Helena  first overtook Virginia City in 1875, when voters chose it to be the territorial capital. The real battle began when Montana was recognized as a state in 1889. The feud between Copper Kings Marcus Daly and William Clark ricocheted across the state. What had been a grudge match of political influence became war as each backed a different city to be capital of the new state of Montana in a statewide election in 1894.
While each of the industrialists had solid power bases in Butte , the wrangle involved Anaconda , the city that Daly had built, and the established capital of Helena, where Clark had major mining investments.
The attack politicians of our time could take lessons from the acrimonious battles of the Copper Kings. Each man controlled newspapers; each shamelessly bought and influenced votes. (“It came through the transom” is an expression still used in Montana to explain a windfall gift from a patron.) In the end, Helena only just won the statewide vote, retaining its hold as the capital.

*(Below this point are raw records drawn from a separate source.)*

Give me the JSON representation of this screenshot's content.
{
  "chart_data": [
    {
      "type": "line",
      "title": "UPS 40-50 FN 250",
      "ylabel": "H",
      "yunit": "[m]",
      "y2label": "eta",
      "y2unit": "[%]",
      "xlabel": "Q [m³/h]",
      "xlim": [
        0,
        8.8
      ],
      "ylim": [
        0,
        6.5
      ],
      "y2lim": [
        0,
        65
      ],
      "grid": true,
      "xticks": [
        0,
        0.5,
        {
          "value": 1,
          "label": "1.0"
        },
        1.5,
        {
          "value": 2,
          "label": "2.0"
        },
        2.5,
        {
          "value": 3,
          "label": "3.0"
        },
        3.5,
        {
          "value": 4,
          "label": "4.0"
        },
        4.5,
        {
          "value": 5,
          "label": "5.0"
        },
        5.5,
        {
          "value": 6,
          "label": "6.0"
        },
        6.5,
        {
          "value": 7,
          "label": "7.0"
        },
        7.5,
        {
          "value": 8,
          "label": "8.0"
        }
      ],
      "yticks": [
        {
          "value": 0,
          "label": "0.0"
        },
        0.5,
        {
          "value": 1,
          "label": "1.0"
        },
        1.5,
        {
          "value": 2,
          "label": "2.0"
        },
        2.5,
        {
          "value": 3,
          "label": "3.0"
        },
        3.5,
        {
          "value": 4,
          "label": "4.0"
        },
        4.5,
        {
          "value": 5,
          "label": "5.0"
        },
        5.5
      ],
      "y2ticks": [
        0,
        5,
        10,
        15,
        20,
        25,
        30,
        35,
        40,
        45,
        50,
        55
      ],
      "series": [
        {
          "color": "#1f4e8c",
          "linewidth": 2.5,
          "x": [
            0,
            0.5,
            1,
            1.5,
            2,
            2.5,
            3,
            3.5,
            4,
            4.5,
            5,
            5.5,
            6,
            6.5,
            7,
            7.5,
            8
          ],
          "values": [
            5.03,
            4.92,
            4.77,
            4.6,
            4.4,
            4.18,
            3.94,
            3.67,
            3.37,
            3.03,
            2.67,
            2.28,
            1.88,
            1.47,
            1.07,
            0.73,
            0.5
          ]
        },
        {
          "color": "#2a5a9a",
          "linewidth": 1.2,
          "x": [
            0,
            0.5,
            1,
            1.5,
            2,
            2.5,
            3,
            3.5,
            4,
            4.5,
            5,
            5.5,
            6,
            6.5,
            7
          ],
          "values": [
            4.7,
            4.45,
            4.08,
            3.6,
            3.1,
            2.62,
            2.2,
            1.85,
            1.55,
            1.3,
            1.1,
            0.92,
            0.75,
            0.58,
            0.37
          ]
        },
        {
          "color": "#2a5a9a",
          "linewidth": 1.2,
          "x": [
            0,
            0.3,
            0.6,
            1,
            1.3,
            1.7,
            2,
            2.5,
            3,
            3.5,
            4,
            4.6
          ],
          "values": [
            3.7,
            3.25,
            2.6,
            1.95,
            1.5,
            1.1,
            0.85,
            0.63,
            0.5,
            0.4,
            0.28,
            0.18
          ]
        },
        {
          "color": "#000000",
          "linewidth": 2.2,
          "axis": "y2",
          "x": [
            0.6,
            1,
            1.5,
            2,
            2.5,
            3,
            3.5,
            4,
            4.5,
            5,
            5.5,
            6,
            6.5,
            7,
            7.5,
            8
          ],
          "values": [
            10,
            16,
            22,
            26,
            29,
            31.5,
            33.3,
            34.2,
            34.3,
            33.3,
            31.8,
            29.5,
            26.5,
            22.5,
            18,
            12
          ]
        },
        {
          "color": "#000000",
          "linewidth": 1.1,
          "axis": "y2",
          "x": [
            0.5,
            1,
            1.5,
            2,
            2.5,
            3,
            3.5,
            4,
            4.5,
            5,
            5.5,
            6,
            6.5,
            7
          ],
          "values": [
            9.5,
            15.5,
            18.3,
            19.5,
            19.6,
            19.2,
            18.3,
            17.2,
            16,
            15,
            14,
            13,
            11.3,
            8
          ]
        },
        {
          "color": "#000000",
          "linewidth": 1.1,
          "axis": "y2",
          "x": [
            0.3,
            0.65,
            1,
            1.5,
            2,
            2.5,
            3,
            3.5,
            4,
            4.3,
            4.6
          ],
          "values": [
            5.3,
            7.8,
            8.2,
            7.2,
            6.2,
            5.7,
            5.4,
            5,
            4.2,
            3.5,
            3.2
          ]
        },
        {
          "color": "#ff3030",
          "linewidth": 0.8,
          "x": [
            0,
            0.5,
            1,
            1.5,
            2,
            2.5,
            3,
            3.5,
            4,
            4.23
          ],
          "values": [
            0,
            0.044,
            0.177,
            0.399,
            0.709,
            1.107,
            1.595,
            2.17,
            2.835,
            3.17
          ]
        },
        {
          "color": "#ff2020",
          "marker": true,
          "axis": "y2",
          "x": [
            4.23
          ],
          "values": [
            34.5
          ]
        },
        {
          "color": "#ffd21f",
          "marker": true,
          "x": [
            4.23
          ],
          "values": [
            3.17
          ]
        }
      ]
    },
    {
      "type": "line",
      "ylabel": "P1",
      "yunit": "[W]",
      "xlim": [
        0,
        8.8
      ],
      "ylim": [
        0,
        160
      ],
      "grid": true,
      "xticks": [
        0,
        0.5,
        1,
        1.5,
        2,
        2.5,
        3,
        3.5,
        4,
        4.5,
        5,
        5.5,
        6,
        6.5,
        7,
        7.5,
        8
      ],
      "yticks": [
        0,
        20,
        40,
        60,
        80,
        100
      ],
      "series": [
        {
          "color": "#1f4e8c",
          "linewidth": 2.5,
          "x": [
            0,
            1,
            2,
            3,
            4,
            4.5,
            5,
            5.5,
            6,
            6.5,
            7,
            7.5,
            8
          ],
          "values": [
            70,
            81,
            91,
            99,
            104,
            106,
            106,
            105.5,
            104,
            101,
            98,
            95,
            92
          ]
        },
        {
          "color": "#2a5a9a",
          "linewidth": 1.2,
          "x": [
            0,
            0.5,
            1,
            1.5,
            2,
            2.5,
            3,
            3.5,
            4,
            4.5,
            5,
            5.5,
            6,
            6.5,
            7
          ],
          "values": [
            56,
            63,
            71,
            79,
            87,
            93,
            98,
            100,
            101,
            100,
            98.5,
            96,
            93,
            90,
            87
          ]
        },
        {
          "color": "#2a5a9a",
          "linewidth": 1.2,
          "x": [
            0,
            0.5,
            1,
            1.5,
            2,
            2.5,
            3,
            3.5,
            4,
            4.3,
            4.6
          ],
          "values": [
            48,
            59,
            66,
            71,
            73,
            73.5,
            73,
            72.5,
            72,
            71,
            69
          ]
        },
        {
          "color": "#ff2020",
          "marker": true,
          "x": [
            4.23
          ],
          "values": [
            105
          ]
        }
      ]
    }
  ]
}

Helena continued to hold sway over the rich and powerful during the late 1890s and early years of the 1900s, as is witnessed by its elaborate architecture of the period. Be they ranchers, miners, or tradesmen, the rich from across the state hadn’t “arrived” until they had engaged in the mansion-building competition that thrived on the west side of Last Chance Gulch .
The concentration of wealth in Helena is legendary. In the late 1880s there were more millionaires in Helena per capita than anywhere else in the nation.